The problem is that I have no idea who I thought “Selena Gomez” was referring to. I’m pretty sure this was the first time I realized Selena Gomez existed as a human being. I never explicitly thought of anyone in particular, but had the general sense of a middle-aged Latina. Perhaps Salma Hayek, because their first names have a lot of the same letters, but I kinda got a Jennifer Lopez visual in my head, which of course looks nothing like Mavis. Or Selena Gomez.
Obviously I know who J-Lo is, and her name is nowhere close to Selena Gomez. But hear me out. She played the original Selena in her biopic.
Okay, maybe you didn’t need to hear me out, cause that’s all I’ve got.
Obviously Selena Gomez isn’t that Selena, because she died long before “Hotel Transylvania.” But that at least gets me over the “Jennifer Lopez is Selena” hurdle. Add in the fact that Selena Gomez dated Justin Bieber, while J-Lo dated Alex Rodriguez, and I hate both of them. Incidentally, I thought it was Tom Brady that J-Lo dated, but a Google search told me it was the other overrated sports figure in the northeast that I stopped watching ESPN because of. And no, Salma Hayek never dated Tom Brady, either.
To be fair, unlike C. Teigen and C. Tiegs, I never explicitly thought Selena Gomez was Jennifer Lopez. I just had a general idea in my head that Selena Gomez was a fifty-something singer/actress who had been around since the mid-1990s. So maybe I really did just think she was the dead Selena.
Finally, let me head off the potential woke response of me being a typical white male who can’t distinguish between individual members of other ethnicities. Because I can’t tell white dudes apart, either.
Harry Styles is, allegedly, yet another singer and actor. Does anybody do one or the other anymore? I guess most actors stay in their lane, at least since the glory that was Eddie Murphy’s “Party All the Time,” but singers, it appears, must now become actors. I blame it on Justin Timberlake. Or Frank Sinatra. They might as well be the same person.
Not that I get them confused.
For some reason, Harry Styles pops up in my news feed from time to time. Maybe he’s dating someone? Or has some political view that he needs to inform everybody about? I’m not sure and I don’t want to google it lest I get MORE headlines about Harry Styles – I’m already suffering from a slew of Selena Gomez info since I wrote the first part of this blog post yesterday.
If I had to guess, though, I think Harry Styles is some sort of fashionista. I don’t know if that’s a gendered word. A fashionister? Or maybe fashionisto? fashionistx?
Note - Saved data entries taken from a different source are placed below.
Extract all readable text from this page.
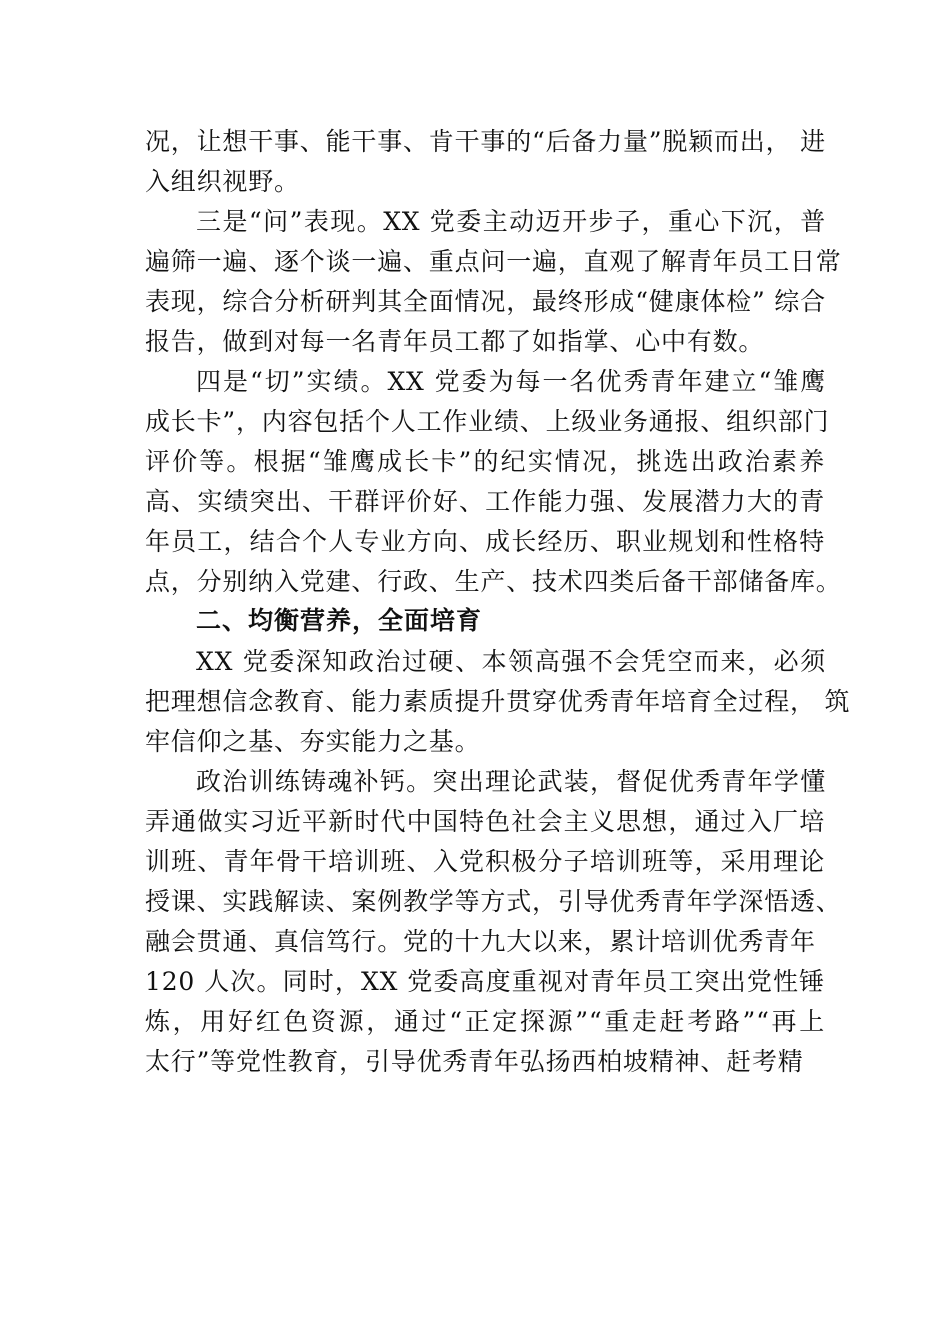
况，让想干事、能干事、肯干事的“后备力量”脱颖而出， 进
入组织视野。
三是“问”表现。XX 党委主动迈开步子，重心下沉，普
遍筛一遍、逐个谈一遍、重点问一遍，直观了解青年员工日常
表现，综合分析研判其全面情况，最终形成“健康体检” 综合
报告，做到对每一名青年员工都了如指掌、心中有数。
四是“切”实绩。XX 党委为每一名优秀青年建立“雏鹰
成长卡”，内容包括个人工作业绩、上级业务通报、组织部门
评价等。根据“雏鹰成长卡”的纪实情况，挑选出政治素养
高、实绩突出、干群评价好、工作能力强、发展潜力大的青
年员工，结合个人专业方向、成长经历、职业规划和性格特
点，分别纳入党建、行政、生产、技术四类后备干部储备库。
二、均衡营养，全面培育
XX 党委深知政治过硬、本领高强不会凭空而来，必须
把理想信念教育、能力素质提升贯穿优秀青年培育全过程， 筑
牢信仰之基、夯实能力之基。
政治训练铸魂补钙。突出理论武装，督促优秀青年学懂
弄通做实习近平新时代中国特色社会主义思想，通过入厂培
训班、青年骨干培训班、入党积极分子培训班等，采用理论
授课、实践解读、案例教学等方式，引导优秀青年学深悟透、
融会贯通、真信笃行。党的十九大以来，累计培训优秀青年
120 人次。同时，XX 党委高度重视对青年员工突出党性锤
炼，用好红色资源，通过“正定探源”“重走赶考路”“再上
太行”等党性教育，引导优秀青年弘扬西柏坡精神、赶考精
As an aside, I heard someone refer to a number of major league baseball players as Latinx, which confused me because I thought we were only supposed to use Latinx to refer to a group with both Latinos and Latinas. Is Latino offensive even if it’s a group of males of Latin American origin? Of course, I’m only asking the white people this, because no person of Latin American origin uses the phrase Latinx because it makes absolutely no fucking sense in Spanish.
Sorry, where was I? Right. Harry Styles. I couldn’t figure out why Harry Styles was making headlines for things like who he was dating or his new hairstyle. I mean, even when the dude was relevant, what, twenty years ago, I would never have called him hip. Hilarious, sure, but he’s tall and lanky, a goofy body frame perfect for physical comedy and not much else.
Have you spotted my train track yet? I was thinking of Ryan Stiles, the improv actor most notable for being on every single episode of “Whose Line is it, Anyway?”, both the English (good) and Drew Carey (bad) iterations. From this mid-40s perspective, he’s the far more important and influential of the Stileses, but I’m slowly coming to realize that he isn’t the ONLY of the Stileses.
It’s tough being me sometimes. Probably even tougher being my wife.
Now if you’ll excuse me, I’m off to research the subtle distinction between Jimmy Dean and James Dean.